Achieving ultra-low frequency microwave absorbing properties based on anti-corrosive silica-pinned flake FeSiAl hybrid with full L band absorption

Abstract

The inevitable corrosion of magnetic microwave absorber (MA) remains a great challenge to adapt oxygen-containing environment. Herein we developed a plasma-induced approach for protecting the magnetic MA by anchoring robust SiO2 layers on their surface. Keeping the original flaky shape of FeSiAl (FSA) led to breaking the Snoek limit, which brought excellent ultra-low-frequency absorption. In detail, the ultrathin amorphous silica layer (5 nm) grew on FSA surface by the facile Stöber method at low cost firstly. Plasma technology was introduced to make these SiO2 layers dense and attain the integrated P-FSA@SiO2. SiO2 layer protected FSA from the corrosive medium, which increased polarization resistance to 186.9 kΩ·cm2 of P-FSA@SiO2 (from 97.46 kΩ·cm2 of pure FSA) and decreased the corrosion current to 18.45 μA/cm2 (from 63.35 μA/cm2).
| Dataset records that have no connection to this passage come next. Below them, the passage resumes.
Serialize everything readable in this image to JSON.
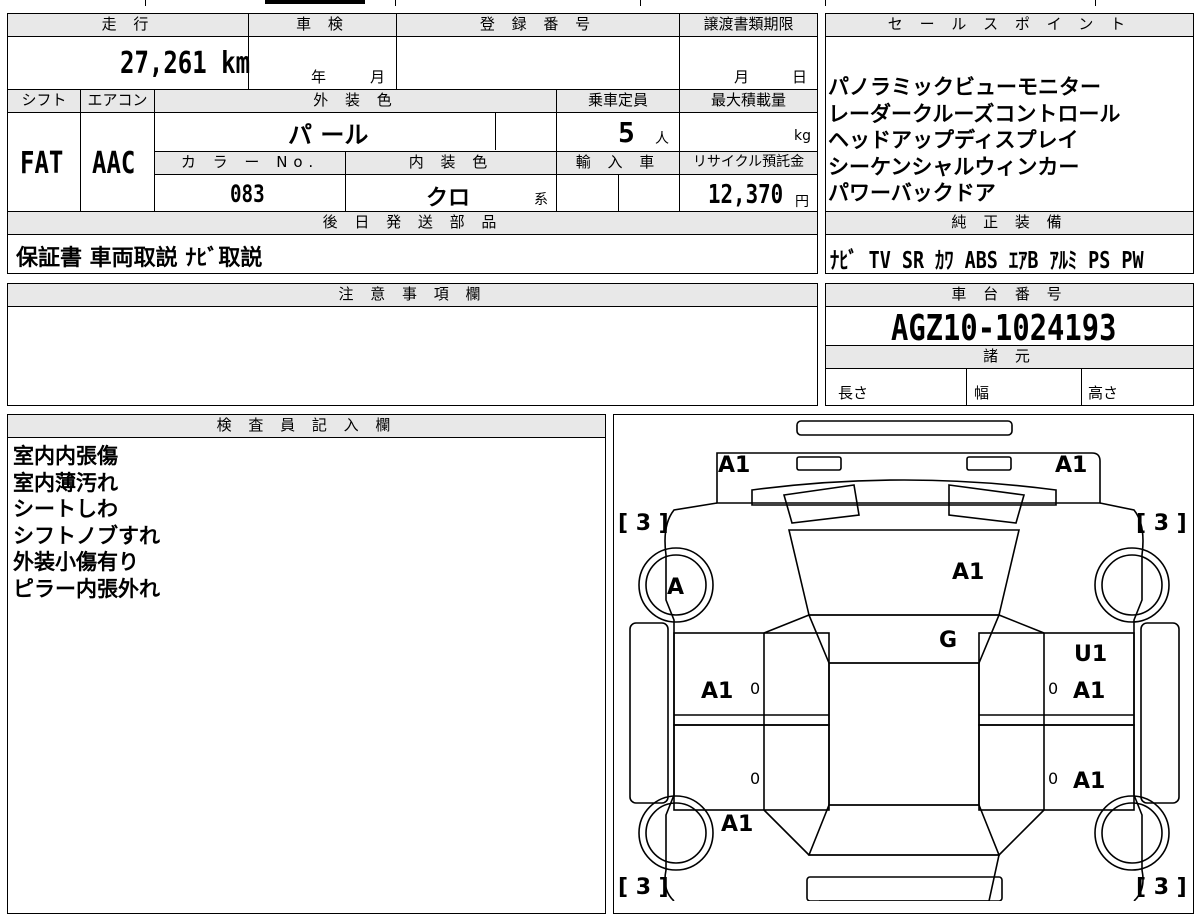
{
  "info": {
    "mileage_label": "走 行",
    "mileage_value": "27,261",
    "mileage_unit": "km",
    "inspection_label": "車 検",
    "inspection_year": "年",
    "inspection_month": "月",
    "registration_label": "登 録 番 号",
    "transfer_label": "譲渡書類期限",
    "transfer_month": "月",
    "transfer_day": "日",
    "shift_label": "シフト",
    "shift_value": "FAT",
    "ac_label": "エアコン",
    "ac_value": "AAC",
    "exterior_color_label": "外 装 色",
    "exterior_color_value": "パ ール",
    "capacity_label": "乗車定員",
    "capacity_value": "5",
    "capacity_unit": "人",
    "load_label": "最大積載量",
    "load_unit": "kg",
    "color_no_label": "カ ラ ー No.",
    "color_no_value": "083",
    "interior_color_label": "内 装 色",
    "interior_color_value": "クロ",
    "interior_color_suffix": "系",
    "import_label": "輸 入 車",
    "recycle_label": "リサイクル預託金",
    "recycle_value": "12,370",
    "recycle_unit": "円",
    "later_parts_label": "後 日 発 送 部 品",
    "later_parts_value": "保証書 車両取説 ﾅﾋﾞ取説"
  },
  "sales": {
    "label": "セ ー ル ス ポ イ ン ト",
    "points": [
      "パノラミックビューモニター",
      "レーダークルーズコントロール",
      "ヘッドアップディスプレイ",
      "シーケンシャルウィンカー",
      "パワーバックドア"
    ],
    "equip_label": "純 正 装 備",
    "equip_value": "ﾅﾋﾞ TV SR ｶﾜ ABS ｴｱB ｱﾙﾐ PS PW"
  },
  "notes": {
    "label": "注 意 事 項 欄"
  },
  "chassis": {
    "label": "車 台 番 号",
    "value": "AGZ10-1024193",
    "spec_label": "諸 元",
    "length_label": "長さ",
    "width_label": "幅",
    "height_label": "高さ"
  },
  "inspector": {
    "label": "検 査 員 記 入 欄",
    "lines": [
      "室内内張傷",
      "室内薄汚れ",
      "シートしわ",
      "シフトノブすれ",
      "外装小傷有り",
      "ピラー内張外れ"
    ]
  },
  "diagram": {
    "marks": {
      "front_left": "A1",
      "front_right": "A1",
      "hood": "A1",
      "windshield": "G",
      "front_wheel_left": "A",
      "front_door_left": "A1",
      "front_door_right_u": "U1",
      "front_door_right": "A1",
      "rear_door_right": "A1",
      "rear_quarter_left": "A1",
      "zero_fl": "0",
      "zero_fr": "0",
      "zero_rl": "0",
      "zero_rr": "0"
    },
    "tires": {
      "front_left": "[ 3 ]",
      "front_right": "[ 3 ]",
      "rear_left": "[ 3 ]",
      "rear_right": "[ 3 ]"
    }
  }
}
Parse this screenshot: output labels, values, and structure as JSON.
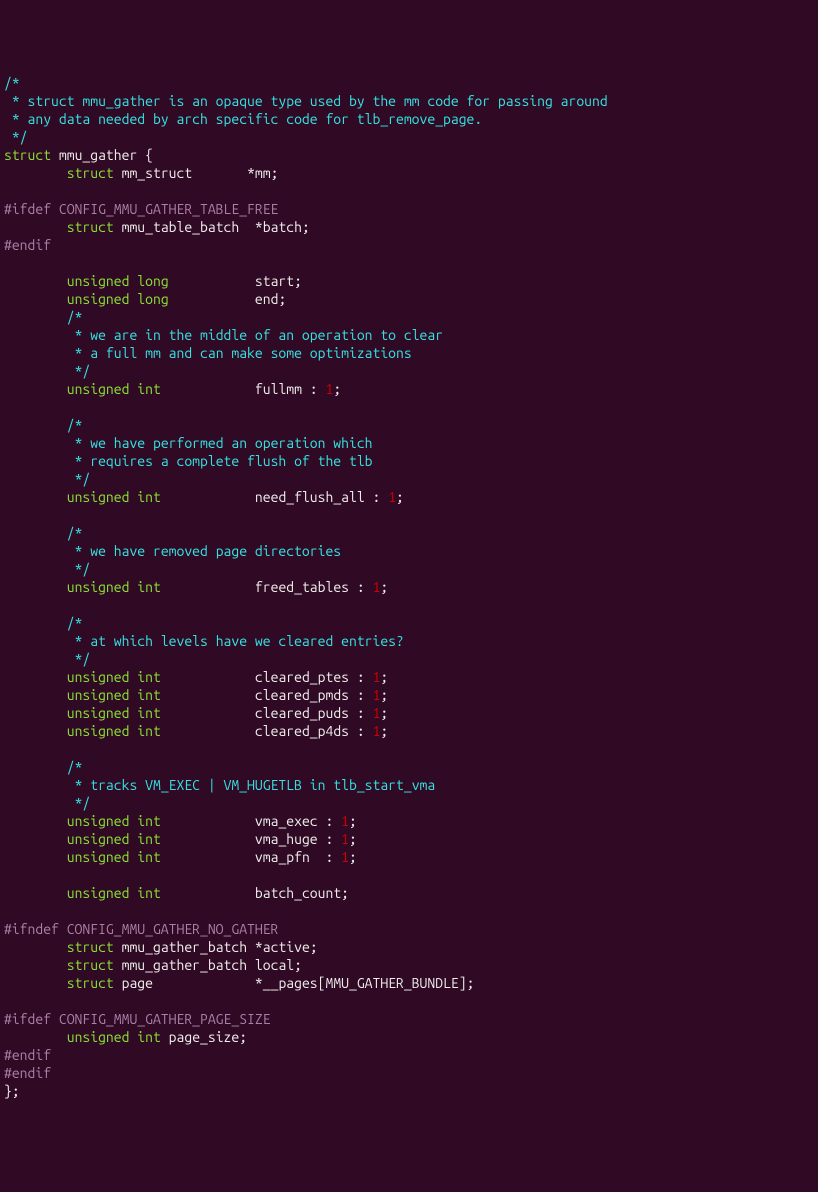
{
  "line1": "/*",
  "line2": " * struct mmu_gather is an opaque type used by the mm code for passing around",
  "line3": " * any data needed by arch specific code for tlb_remove_page.",
  "line4": " */",
  "kw_struct": "struct",
  "mmu_gather": "mmu_gather",
  "brace_open": " {",
  "mm_struct": "mm_struct",
  "mm_field": "*mm",
  "semi": ";",
  "ifdef_table_free": "#ifdef CONFIG_MMU_GATHER_TABLE_FREE",
  "mmu_table_batch": "mmu_table_batch",
  "batch_field": "*batch",
  "endif": "#endif",
  "unsigned_long": "unsigned long",
  "start_field": "start",
  "end_field": "end",
  "c_open": "/*",
  "fullmm_c1": " * we are in the middle of an operation to clear",
  "fullmm_c2": " * a full mm and can make some optimizations",
  "c_close": " */",
  "unsigned_int": "unsigned int",
  "fullmm": "fullmm : ",
  "one": "1",
  "needflush_c1": " * we have performed an operation which",
  "needflush_c2": " * requires a complete flush of the tlb",
  "need_flush_all": "need_flush_all : ",
  "freed_c1": " * we have removed page directories",
  "freed_tables": "freed_tables : ",
  "cleared_c1": " * at which levels have we cleared entries?",
  "cleared_ptes": "cleared_ptes : ",
  "cleared_pmds": "cleared_pmds : ",
  "cleared_puds": "cleared_puds : ",
  "cleared_p4ds": "cleared_p4ds : ",
  "vma_c1": " * tracks VM_EXEC | VM_HUGETLB in tlb_start_vma",
  "vma_exec": "vma_exec : ",
  "vma_huge": "vma_huge : ",
  "vma_pfn": "vma_pfn  : ",
  "batch_count": "batch_count",
  "ifndef_no_gather": "#ifndef CONFIG_MMU_GATHER_NO_GATHER",
  "mmu_gather_batch": "mmu_gather_batch",
  "active_field": "*active",
  "local_field": "local",
  "page_type": "page",
  "pages_field": "*__pages[MMU_GATHER_BUNDLE]",
  "ifdef_page_size": "#ifdef CONFIG_MMU_GATHER_PAGE_SIZE",
  "page_size_field": "page_size",
  "brace_close": "};"
}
The corrosion of the samples in acid solution also verified the electrochemical characterizations. Meanwhile, rich interface and sheet ordered structure enable P-FSA@SiO2 exhibit enhanced microwave absorption in ultra-low-frequency through multiple reflections, magnetic loss and the interface polarization between core and shell. The minimum reflection loss of P-FSA@SiO2 reduced from −8.0 dB (FSA) to −12.4 dB and the efficient absorption band (<−5 dB) increased from 0.18 GHz (FSA) to 1.44 GHz. The densification SiO2 layer coating technology opens up a fantastic avenue for devising anti-corrosion absorber.